For many families, Christmas is one of the few times in the year when everyone is under the same roof. The kitchen stays busy, heaters run longer and small businesses work overtime to meet holiday demand. All of that depends on one thing many people only notice when the bill comes: energy.
These costs matter even more for Hispanic households, which already carry higher energy burdens than the national average. American Council for an Energy Efficient Economy (ACEEE) research finds that more than a quarter (28%) of Hispanic households face a high energy burden, meaning they spend over six percent of their income on home energy bills.
At the same time, a growing number of working families fall into the ALICE category (asset limited, income constrained, employed). ALICE data shows that as of 2022, about 42% of U.S. households, roughly 54 million, were below the ALICE threshold. More than half of these Hispanic households (54%) fell into poverty or ALICE status. These families are working, many in essential jobs, but still struggle to cover basics like housing, childcare, food and utilities.
For households already stretched this thin, energy policy is not abstract. It is a line item in the monthly budget.
What the Energy Choice Act Actually Does
The recently introduced Energy Choice Act is designed to prevent states and local governments from banning or limiting access to an energy service based solely on the type or source of energy. If passed, cities could not enact ordinances that effectively block new natural gas connections, or on the other side, block electricity or renewable fuels. The goal is simple: protect the ability of families and businesses to choose the mix of energy that fits their needs and budget.
When Natural Gas Bans Meet Real World Costs
Natural gas bans often start with building codes that prohibit new gas hookups. Berkeley, California became the first U.S. city to pass such a ban in 2019, which blocked natural gas piping in most new buildings. The California Restaurant Association sued and argued that such bans harm restaurants that rely on gas cooking. In 2023, the Ninth Circuit Court of Appeals and Berkeley ultimately settled and began repealing the ban.
For small restaurants, especially those that are Hispanic-owned, this was not a symbolic fight. Commercial kitchens are often built around gas stoves and gas water heating. To force all electric construction can mean higher operating costs and more expensive equipment. Or, even make it impossible to open in the first place.
The same problem shows up at home. Studies of forcing buildings to be all-electric in California and other regions find that retrofitting an existing gas-heated home to fully electric systems can cost thousands of dollars. Southern California Regional Energy Network electrification review shows projects ranging from five thousand to nearly 20 thousand dollars, with some modeled scenarios reaching 28 thousand dollars to replace gas space and water heating with electric alternatives. For ALICE and low-income families, these numbers are far out of reach.

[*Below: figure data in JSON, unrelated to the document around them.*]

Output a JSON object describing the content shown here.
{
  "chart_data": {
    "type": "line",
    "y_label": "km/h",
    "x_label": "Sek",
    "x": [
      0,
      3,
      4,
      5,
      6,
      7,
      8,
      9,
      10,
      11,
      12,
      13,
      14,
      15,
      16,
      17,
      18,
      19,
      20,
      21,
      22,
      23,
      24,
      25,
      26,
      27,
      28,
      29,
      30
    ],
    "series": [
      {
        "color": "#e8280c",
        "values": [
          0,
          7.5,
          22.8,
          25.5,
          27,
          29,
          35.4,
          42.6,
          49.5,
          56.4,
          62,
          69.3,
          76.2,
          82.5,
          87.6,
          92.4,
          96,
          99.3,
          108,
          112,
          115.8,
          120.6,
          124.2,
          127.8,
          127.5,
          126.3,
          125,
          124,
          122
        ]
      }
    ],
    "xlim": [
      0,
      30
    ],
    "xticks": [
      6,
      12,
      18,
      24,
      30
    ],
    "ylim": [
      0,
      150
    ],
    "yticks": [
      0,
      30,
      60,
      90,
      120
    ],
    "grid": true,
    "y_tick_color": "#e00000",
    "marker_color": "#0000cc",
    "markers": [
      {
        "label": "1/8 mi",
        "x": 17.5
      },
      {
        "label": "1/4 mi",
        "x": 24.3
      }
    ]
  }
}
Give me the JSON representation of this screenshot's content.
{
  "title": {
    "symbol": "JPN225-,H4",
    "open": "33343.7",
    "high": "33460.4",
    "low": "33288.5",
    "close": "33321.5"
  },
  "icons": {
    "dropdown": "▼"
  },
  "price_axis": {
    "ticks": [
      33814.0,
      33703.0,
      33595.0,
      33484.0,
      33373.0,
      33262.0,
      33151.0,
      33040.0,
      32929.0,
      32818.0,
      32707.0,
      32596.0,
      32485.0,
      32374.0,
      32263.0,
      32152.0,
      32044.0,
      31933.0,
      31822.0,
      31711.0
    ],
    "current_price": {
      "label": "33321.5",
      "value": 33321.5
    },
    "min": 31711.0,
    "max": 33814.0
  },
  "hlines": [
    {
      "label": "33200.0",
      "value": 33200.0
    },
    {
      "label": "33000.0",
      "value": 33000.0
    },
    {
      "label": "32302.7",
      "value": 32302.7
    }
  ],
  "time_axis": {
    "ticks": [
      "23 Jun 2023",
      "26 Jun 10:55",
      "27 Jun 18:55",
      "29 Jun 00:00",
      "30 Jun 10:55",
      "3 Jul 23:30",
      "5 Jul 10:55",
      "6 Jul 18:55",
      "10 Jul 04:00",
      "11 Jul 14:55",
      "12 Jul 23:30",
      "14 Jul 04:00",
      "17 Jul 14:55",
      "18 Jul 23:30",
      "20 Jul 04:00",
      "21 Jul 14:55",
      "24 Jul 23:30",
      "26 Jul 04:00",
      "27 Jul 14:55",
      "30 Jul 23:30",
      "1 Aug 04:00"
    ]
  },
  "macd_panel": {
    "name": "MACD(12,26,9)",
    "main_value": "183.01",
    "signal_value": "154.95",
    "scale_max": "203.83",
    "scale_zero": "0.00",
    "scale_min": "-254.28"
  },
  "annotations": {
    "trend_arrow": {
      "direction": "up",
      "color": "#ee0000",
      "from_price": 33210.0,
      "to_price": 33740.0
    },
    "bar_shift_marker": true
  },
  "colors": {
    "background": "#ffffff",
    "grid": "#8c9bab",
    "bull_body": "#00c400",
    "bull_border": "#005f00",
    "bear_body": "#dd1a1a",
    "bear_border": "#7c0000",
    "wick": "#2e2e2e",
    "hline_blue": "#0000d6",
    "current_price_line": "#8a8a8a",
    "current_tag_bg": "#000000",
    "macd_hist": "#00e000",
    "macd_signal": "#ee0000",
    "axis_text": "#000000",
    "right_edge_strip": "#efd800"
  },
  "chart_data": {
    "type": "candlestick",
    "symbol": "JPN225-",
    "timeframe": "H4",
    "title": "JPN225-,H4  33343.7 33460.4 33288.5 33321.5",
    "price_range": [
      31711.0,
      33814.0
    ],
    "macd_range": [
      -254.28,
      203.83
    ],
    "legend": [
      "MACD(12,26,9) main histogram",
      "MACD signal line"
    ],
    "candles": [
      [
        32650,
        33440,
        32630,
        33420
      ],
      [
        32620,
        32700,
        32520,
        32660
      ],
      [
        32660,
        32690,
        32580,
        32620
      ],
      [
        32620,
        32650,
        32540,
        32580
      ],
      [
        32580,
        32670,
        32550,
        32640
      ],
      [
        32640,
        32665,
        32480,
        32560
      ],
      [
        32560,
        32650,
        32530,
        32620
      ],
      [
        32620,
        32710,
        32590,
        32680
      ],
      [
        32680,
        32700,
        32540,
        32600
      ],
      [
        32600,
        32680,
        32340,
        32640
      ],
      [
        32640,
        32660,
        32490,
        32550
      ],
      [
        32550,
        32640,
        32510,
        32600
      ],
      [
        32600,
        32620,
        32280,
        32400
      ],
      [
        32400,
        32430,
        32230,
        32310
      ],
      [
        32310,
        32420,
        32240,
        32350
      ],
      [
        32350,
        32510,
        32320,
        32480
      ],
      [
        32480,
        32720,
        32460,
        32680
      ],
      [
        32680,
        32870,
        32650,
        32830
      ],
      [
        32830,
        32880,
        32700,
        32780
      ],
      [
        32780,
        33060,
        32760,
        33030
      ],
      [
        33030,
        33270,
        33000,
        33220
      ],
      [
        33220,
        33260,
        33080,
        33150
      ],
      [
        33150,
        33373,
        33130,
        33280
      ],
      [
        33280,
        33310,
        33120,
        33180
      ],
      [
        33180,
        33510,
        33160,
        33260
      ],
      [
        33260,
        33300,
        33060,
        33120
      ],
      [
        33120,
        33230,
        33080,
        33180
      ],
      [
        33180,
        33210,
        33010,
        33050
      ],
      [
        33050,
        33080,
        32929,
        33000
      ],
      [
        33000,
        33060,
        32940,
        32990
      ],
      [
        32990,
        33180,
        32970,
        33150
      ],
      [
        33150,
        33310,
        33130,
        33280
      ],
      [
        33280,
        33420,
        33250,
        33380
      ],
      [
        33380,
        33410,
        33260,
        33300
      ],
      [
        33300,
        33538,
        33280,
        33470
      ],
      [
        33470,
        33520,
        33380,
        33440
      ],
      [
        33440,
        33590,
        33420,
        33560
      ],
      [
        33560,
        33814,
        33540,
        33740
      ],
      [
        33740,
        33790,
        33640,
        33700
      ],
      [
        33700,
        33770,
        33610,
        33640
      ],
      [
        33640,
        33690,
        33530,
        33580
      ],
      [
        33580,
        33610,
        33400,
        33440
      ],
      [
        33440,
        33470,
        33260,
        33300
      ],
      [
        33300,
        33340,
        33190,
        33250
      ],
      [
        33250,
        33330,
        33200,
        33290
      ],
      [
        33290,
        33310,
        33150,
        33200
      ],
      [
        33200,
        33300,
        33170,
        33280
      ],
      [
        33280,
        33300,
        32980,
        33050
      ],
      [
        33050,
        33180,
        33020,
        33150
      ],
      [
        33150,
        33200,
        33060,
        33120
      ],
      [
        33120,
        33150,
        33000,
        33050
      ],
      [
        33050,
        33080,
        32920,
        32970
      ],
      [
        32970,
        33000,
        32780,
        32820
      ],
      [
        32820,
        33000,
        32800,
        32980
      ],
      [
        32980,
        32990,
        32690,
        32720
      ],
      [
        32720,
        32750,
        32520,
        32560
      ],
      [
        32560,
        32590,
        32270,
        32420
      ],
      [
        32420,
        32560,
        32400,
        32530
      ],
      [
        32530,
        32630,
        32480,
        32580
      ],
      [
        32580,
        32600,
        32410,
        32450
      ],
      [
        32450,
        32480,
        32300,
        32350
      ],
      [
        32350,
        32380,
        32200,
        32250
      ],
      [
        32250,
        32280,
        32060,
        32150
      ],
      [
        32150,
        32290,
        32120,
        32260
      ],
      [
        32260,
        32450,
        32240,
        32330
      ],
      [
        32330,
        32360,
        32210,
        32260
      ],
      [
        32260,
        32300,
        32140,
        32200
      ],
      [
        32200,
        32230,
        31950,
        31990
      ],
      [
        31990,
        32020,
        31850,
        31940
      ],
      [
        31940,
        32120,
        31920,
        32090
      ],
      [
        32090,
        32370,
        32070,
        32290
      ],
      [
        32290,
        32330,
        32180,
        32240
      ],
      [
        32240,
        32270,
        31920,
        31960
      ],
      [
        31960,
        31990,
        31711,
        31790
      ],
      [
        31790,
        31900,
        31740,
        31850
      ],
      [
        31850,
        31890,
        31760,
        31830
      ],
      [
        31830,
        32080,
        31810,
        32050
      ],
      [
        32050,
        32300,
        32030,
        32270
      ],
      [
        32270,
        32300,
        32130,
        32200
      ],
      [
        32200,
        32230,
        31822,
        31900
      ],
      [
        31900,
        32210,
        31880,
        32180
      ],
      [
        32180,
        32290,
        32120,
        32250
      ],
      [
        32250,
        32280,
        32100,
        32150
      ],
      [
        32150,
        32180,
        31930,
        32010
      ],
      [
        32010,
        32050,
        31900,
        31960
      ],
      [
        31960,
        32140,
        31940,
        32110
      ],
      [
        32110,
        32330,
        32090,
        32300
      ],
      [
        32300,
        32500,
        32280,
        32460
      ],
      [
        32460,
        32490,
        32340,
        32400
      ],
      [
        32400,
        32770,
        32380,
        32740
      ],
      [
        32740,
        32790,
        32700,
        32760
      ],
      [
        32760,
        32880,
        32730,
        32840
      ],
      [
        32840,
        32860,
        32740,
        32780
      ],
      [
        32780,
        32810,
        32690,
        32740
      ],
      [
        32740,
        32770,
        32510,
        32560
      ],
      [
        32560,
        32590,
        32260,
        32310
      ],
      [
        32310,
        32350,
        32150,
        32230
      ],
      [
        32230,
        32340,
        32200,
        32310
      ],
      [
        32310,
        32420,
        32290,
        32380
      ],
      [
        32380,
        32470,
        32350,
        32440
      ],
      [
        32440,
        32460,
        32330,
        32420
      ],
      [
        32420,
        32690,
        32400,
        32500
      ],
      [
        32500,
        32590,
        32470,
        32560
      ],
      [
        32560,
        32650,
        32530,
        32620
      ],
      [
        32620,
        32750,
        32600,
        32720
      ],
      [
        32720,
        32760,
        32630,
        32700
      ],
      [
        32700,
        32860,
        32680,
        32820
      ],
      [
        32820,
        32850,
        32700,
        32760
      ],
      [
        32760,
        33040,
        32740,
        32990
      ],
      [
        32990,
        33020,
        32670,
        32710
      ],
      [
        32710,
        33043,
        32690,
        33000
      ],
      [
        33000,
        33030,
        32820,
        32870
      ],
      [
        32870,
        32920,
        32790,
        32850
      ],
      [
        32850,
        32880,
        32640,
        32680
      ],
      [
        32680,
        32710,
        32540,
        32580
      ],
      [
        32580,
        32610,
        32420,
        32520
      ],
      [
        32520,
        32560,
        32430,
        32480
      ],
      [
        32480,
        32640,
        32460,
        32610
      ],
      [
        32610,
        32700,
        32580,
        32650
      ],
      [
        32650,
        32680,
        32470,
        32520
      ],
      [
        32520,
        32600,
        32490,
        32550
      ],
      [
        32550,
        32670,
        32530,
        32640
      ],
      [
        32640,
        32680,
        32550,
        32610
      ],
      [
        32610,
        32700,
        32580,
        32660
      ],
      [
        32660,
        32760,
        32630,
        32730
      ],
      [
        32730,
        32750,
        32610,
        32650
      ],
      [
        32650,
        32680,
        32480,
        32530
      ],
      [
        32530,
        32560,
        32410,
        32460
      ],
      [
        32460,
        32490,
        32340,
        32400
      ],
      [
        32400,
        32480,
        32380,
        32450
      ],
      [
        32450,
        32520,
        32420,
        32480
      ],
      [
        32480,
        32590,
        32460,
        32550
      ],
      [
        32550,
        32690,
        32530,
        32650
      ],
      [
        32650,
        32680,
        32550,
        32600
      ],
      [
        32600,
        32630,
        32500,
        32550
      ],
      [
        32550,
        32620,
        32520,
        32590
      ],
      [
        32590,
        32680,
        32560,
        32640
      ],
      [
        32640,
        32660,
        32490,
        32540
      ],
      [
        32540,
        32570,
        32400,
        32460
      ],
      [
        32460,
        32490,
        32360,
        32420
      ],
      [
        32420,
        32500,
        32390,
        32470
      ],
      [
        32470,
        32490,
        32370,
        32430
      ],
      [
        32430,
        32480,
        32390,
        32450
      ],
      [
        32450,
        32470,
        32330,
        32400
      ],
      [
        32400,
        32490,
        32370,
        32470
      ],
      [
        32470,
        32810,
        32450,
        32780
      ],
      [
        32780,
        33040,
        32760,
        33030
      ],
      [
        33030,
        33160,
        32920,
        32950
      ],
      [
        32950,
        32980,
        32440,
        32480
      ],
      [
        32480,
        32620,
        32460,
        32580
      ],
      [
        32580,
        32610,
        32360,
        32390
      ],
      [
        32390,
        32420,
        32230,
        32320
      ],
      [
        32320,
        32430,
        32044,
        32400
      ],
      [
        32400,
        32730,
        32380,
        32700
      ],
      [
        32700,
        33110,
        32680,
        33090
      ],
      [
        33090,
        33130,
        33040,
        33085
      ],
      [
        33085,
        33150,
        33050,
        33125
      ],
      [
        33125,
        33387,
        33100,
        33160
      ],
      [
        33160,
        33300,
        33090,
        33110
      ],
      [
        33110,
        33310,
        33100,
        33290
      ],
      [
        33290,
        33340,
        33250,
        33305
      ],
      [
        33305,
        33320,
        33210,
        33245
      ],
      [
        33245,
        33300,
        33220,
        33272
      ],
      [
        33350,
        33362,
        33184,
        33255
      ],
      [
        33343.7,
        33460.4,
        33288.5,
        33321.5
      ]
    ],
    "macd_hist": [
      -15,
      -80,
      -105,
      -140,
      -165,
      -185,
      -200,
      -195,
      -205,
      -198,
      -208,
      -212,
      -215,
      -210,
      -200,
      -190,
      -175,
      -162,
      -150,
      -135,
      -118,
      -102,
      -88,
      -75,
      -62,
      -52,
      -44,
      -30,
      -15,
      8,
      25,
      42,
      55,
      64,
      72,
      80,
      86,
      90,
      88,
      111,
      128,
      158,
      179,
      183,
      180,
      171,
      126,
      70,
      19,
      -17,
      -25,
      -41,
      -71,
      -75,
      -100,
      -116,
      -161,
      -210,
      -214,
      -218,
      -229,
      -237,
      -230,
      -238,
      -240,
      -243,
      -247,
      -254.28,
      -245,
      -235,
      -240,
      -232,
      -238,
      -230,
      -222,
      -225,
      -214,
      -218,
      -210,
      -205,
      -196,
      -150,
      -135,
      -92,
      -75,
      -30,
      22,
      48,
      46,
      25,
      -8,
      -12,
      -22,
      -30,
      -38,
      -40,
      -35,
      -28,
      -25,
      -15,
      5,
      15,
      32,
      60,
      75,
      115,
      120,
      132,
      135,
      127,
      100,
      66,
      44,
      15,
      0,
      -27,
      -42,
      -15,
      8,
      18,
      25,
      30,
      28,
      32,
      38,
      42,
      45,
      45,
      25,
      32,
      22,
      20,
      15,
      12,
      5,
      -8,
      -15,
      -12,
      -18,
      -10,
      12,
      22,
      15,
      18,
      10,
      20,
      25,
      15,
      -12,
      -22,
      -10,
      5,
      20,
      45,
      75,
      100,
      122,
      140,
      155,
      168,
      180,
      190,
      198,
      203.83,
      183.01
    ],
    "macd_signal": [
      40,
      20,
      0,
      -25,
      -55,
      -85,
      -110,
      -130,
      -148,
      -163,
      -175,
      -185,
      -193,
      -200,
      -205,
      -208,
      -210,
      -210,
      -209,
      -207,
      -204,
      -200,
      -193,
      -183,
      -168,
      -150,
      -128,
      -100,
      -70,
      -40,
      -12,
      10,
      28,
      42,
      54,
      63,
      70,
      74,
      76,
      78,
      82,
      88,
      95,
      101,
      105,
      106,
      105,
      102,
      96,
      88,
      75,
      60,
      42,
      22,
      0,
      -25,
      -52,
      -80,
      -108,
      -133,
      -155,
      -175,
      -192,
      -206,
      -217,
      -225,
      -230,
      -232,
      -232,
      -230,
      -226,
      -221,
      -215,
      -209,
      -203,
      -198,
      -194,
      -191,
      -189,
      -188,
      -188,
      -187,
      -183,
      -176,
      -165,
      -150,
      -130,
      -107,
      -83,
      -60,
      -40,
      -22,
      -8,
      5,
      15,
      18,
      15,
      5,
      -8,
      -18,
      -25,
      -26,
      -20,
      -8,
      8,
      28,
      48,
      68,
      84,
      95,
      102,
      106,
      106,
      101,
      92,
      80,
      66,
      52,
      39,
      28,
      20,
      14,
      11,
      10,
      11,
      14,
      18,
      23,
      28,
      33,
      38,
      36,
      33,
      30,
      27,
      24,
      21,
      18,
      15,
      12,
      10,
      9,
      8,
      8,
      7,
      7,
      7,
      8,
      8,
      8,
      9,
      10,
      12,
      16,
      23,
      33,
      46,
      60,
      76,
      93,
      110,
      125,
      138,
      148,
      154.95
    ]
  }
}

Why Energy Choice Matters Most to Struggling Households
Federal data also shows that natural gas is often the least expensive way to heat a home on a per unit energy basis. A Department of Energy representative cost comparison found residential electricity averaging about $38 to $42 per million Btu versus around $10 to $12 for natural gas. This means electric heat can cost roughly three to four times more per unit of energy before efficiency is even considered.
The Energy Information Administration reports that about 45 to 46 percent of U.S. homes still rely on natural gas as their primary heating fuel and that households heating with electricity face rising costs in coming winters as electric rates increase, while natural gas heating bills are expected to stay roughly flat.
If policymakers ban new natural gas service, ALICE and Hispanic households end up squeezed twice. They are already more likely to have higher energy burdens and less financial cushion. Energy bans then force them to replace working gas furnaces, stoves or water heaters with new electric systems that can cost thousands of dollars. For small businesses, especially family owned restaurants, the same dynamic can decide whether a new location opens or stays only an idea on paper.
A Christmas Gift That Protects Families’ Options
Energy choice does not mean favoring one technology forever. It means allowing families to adopt new options when they are financially ready, and not because a local code suddenly removed their existing choices. The Energy Choice Act protects the option to use natural gas, but it also protects access to electricity, renewable sources, and future low carbon fuels.
For Hispanic households that already devote a larger share of their income to energy, protecting that choice is not a luxury. Protecting that choice is a guardrail against policies that unintentionally raise bills and retrofit costs at the worst possible time.
This Christmas, as lawmakers debate the future of American energy, keeping choice on the table is one of the most practical gifts they can give. It means a better chance that Hispanic families can afford to heat their homes, run their businesses and keep the lights glowing through the holidays.